Bisnis.com, JAKARTA - Asosiasi Pengusaha Ban Indonesia (APBI) mengapresiasi langkah Kementerian Perindustrian (Kemenperin) untuk memperluas sektor penerima manfaat Peraturan Presiden (Perpres) No.40/2016 tentang Penetapan Harga Gas Bumi.
Regulasi itu menetapkan harga gas pada sejumlah sektor industri pada level US$6 per million british thermal unit (MMBtu). Salah satu subsektor manufaktur yang mendapatkan harga gas khusus itu adalah sarung tangan karet.
Ketua APBI Azis Pane mengatakan langkah tersebut penting untuk mendorong hilirisasi di sektor olahan karet. Selain itu, lanjutnya, kontribusi sarung tangan karet dalam portofolio ekspor artikel karet sangat mini.

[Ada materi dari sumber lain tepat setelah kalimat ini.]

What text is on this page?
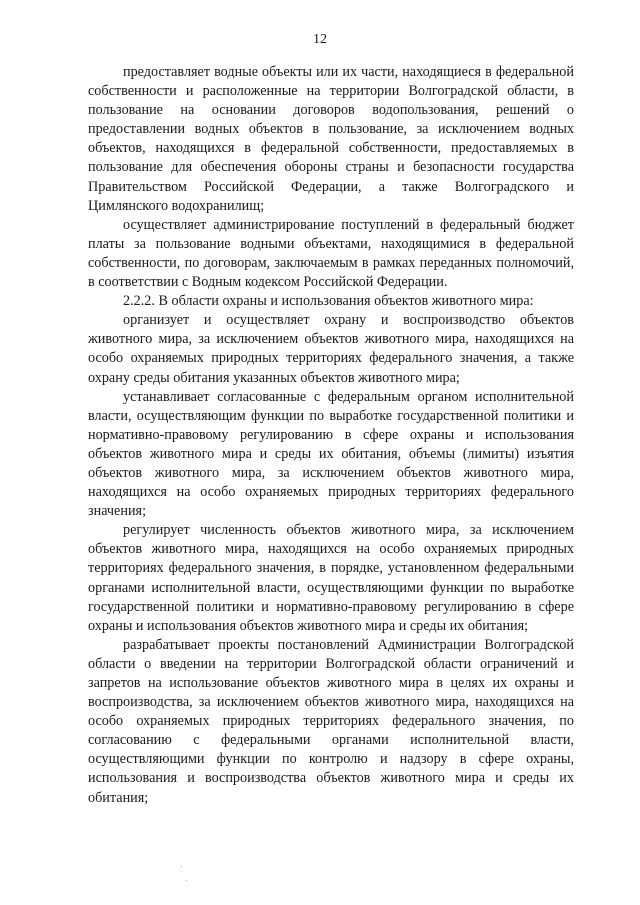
12

предоставляет водные объекты или их части, находящиеся в федеральной собственности и расположенные на территории Волгоградской области, в пользование на основании договоров водопользования, решений о предоставлении водных объектов в пользование, за исключением водных объектов, находящихся в федеральной собственности, предоставляемых в пользование для обеспечения обороны страны и безопасности государства Правительством Российской Федерации, а также Волгоградского и Цимлянского водохранилищ;

осуществляет администрирование поступлений в федеральный бюджет платы за пользование водными объектами, находящимися в федеральной собственности, по договорам, заключаемым в рамках переданных полномочий, в соответствии с Водным кодексом Российской Федерации.

2.2.2. В области охраны и использования объектов животного мира:

организует и осуществляет охрану и воспроизводство объектов животного мира, за исключением объектов животного мира, находящихся на особо охраняемых природных территориях федерального значения, а также охрану среды обитания указанных объектов животного мира;

устанавливает согласованные с федеральным органом исполнительной власти, осуществляющим функции по выработке государственной политики и нормативно-правовому регулированию в сфере охраны и использования объектов животного мира и среды их обитания, объемы (лимиты) изъятия объектов животного мира, за исключением объектов животного мира, находящихся на особо охраняемых природных территориях федерального значения;

регулирует численность объектов животного мира, за исключением объектов животного мира, находящихся на особо охраняемых природных территориях федерального значения, в порядке, установленном федеральными органами исполнительной власти, осуществляющими функции по выработке государственной политики и нормативно-правовому регулированию в сфере охраны и использования объектов животного мира и среды их обитания;

разрабатывает проекты постановлений Администрации Волгоградской области о введении на территории Волгоградской области ограничений и запретов на использование объектов животного мира в целях их охраны и воспроизводства, за исключением объектов животного мира, находящихся на особо охраняемых природных территориях федерального значения, по согласованию с федеральными органами исполнительной власти, осуществляющими функции по контролю и надзору в сфере охраны, использования и воспроизводства объектов животного мира и среды их обитания;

"[Masuknya artikel karet dalam Perpres No. 40/2016] langkah yang strategis guna meningkatkan penghidupan petani karet. Kalau ini dimuat, petani karet tidak akan lagi tebang pohonnya," jelasnya kepada Bisnis, Rabu (5/2/2020).
Azis menambahkan bertambahnya pemain karet di Asia Tenggara menjadi ancaman bagi industri karet nasional. Apalagi, lokasi geografis Indonesia yang berada cukup jauh dari negara tujuan ekspor membuat daya pelaku industri karet dan ban lokal kurang kompetitif.
Lokasi strategis, jelasnya, dimiliki oleh produsen ban dari negara kompetitor seperti Vietnam sebab berada dalam satu daratan dengan China.
Baca Juga
"Karet itu ekspornya US$5,6 miliar, tapi angka itu akan berkurang terus karena Laos dan Vietnam sudah mengekspor karet juga. Posisi kita jauh di selatan, [akhirnya] sahabat-sahabat di benua Asia ambil yang paling dekat, pakai transportasi darat. Kita kan pakai [transportasi] laut," katanya.
Oleh karena itu, lanjutnya, langkah hilirisasi menjadi langkah yang sangat baik. Menurut dia, tarif gas berkontribusi 5 - 6 persen dari total biaya produksi rata-rata olahan karet.
Kendati begitu, dia meyakini tarif gas yang lebih murah akan menjaga daya saing produk olahan karet nasional.
"Tapi, [penurunan tarif gas] sangat signifikan. Meningkatkan daya saing pasti," ujarnya.